Le lecteur se sent complètement immergé dans cette métropole, les bâtisses peu accueillantes des quartiers populaires, les rues pouvant passer d’étouffantes et noires de monde, à totalement désertées et franchement angoissantes. Un environnement parfait pour une histoire très noire, un thriller terrifiant. Plongé dans cette ambiance, le lecteur comprend que le titre est à prendre au premier degré : Charles Shepherd fait bien partie d’un club de prédateurs, au sens premier du terme. Très vite, il apparaît que Jack, le ramoneur, est doté d’une conscience politique pénétrante, même s’il s’exprime de manière pragmatique, sans utiliser de grands concepts, ou de mots se terminant en -isme. Jenny est pendue pour avoir voulu se nourrir, certes en volant. Jack énonce que : Se tuer à la tâche, ce n’est pas mieux que d’être condamné à mort. Quelques pages plus loin, il développe : Cette usine ne sert qu’à enrichir un sale exploiteur ! Il paye juste assez pour que ses employés (en majorité des enfants) ne meurent pas de faim. Tout le reste de l’argent ira directement dans sa poche. Le lecteur est confronté à cette réalité : le travail des enfants, leur exploitation : à la fois le travail par la contrainte, une rémunération dérisoire, une mise en danger en les exposant aux risques des machines-outils, et, il s’avère, pire encore. Sans nul doute, ces employeurs, en l’occurrence le propriétaire de l’usine de filature, se conduisent comme un prédateur profitant de l’absence de toute forme de système de loi pour assurer la protection de l’enfance. La course au profit capitaliste ne connaît pas de garde-fou et il s’agit d’une réalité qui a existé, une prédation historique et des prédateurs encore prêts à saper les lois existantes de la protection infantile, pour pouvoir employer des enfants.
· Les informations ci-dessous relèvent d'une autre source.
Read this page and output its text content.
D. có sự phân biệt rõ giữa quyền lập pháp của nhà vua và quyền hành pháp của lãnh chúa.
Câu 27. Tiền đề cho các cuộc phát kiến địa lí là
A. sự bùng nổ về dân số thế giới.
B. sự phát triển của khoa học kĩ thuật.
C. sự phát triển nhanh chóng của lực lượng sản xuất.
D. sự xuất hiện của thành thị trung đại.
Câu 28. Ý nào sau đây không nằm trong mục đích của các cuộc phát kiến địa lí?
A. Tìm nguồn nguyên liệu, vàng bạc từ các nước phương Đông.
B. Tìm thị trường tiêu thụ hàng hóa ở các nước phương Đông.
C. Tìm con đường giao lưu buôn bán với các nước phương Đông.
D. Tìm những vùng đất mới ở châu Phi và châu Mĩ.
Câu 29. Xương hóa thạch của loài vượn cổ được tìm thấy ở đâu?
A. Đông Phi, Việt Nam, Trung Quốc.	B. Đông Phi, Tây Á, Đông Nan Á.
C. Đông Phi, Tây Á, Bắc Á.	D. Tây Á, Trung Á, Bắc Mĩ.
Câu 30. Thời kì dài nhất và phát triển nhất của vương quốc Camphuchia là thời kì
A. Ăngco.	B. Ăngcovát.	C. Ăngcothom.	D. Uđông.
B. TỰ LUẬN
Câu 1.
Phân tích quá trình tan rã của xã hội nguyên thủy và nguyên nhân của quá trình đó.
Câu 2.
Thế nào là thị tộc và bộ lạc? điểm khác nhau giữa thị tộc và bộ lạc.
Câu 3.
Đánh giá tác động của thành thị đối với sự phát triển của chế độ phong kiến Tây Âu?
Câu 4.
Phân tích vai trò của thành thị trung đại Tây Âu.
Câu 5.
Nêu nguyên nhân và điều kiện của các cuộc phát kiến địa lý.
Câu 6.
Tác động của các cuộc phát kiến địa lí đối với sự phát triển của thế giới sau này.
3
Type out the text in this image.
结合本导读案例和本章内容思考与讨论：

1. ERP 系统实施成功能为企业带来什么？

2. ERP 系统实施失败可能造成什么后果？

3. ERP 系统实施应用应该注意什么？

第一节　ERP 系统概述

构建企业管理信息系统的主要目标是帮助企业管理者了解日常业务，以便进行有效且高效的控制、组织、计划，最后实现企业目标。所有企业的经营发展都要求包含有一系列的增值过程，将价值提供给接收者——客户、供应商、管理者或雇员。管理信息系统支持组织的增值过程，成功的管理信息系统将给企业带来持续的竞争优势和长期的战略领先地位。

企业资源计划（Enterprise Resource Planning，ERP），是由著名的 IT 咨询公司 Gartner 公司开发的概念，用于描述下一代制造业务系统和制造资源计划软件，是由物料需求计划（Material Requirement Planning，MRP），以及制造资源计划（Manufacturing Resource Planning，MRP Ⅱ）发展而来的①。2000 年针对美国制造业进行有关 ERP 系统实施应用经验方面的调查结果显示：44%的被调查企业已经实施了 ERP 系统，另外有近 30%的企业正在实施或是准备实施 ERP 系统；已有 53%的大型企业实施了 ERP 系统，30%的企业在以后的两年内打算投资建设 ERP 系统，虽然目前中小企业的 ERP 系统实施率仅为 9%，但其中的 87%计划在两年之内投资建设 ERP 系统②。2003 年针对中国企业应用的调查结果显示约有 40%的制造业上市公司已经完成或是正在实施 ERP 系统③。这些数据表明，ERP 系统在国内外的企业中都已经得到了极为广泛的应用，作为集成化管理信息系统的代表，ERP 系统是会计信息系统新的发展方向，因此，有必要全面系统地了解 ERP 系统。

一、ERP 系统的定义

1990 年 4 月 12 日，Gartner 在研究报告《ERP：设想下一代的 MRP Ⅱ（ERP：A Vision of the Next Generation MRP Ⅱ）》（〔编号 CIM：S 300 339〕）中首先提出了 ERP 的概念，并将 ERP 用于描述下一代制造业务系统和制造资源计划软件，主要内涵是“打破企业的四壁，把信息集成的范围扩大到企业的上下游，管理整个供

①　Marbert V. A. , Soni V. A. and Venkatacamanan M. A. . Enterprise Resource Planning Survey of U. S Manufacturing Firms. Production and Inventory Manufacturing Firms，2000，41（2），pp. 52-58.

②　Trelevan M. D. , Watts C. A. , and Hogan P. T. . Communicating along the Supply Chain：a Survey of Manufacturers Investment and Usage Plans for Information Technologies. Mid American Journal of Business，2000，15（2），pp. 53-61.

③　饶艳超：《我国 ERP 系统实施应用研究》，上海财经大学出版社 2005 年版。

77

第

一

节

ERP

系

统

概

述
Quand ils ont choisi leur titre, les auteurs n’ont pas fait semblant. Le dessinateur donne une consistance peu commune à Londres et à ses habitants, dans leur multitude, un environnement dur et solide, souvent toxique, auxquels les êtres humains doivent s’adapter. La scénariste a imaginé un club de prédateurs de la pire espèce, ayant choisi comme proie les enfants que ce soit comme des victimes d’atrocités, ou comme les victimes systémiques du capitalisme et sa faim dévorante jamais rassasiée pour le chiffre d’affaires et le profit à moindre coût. Glaçant.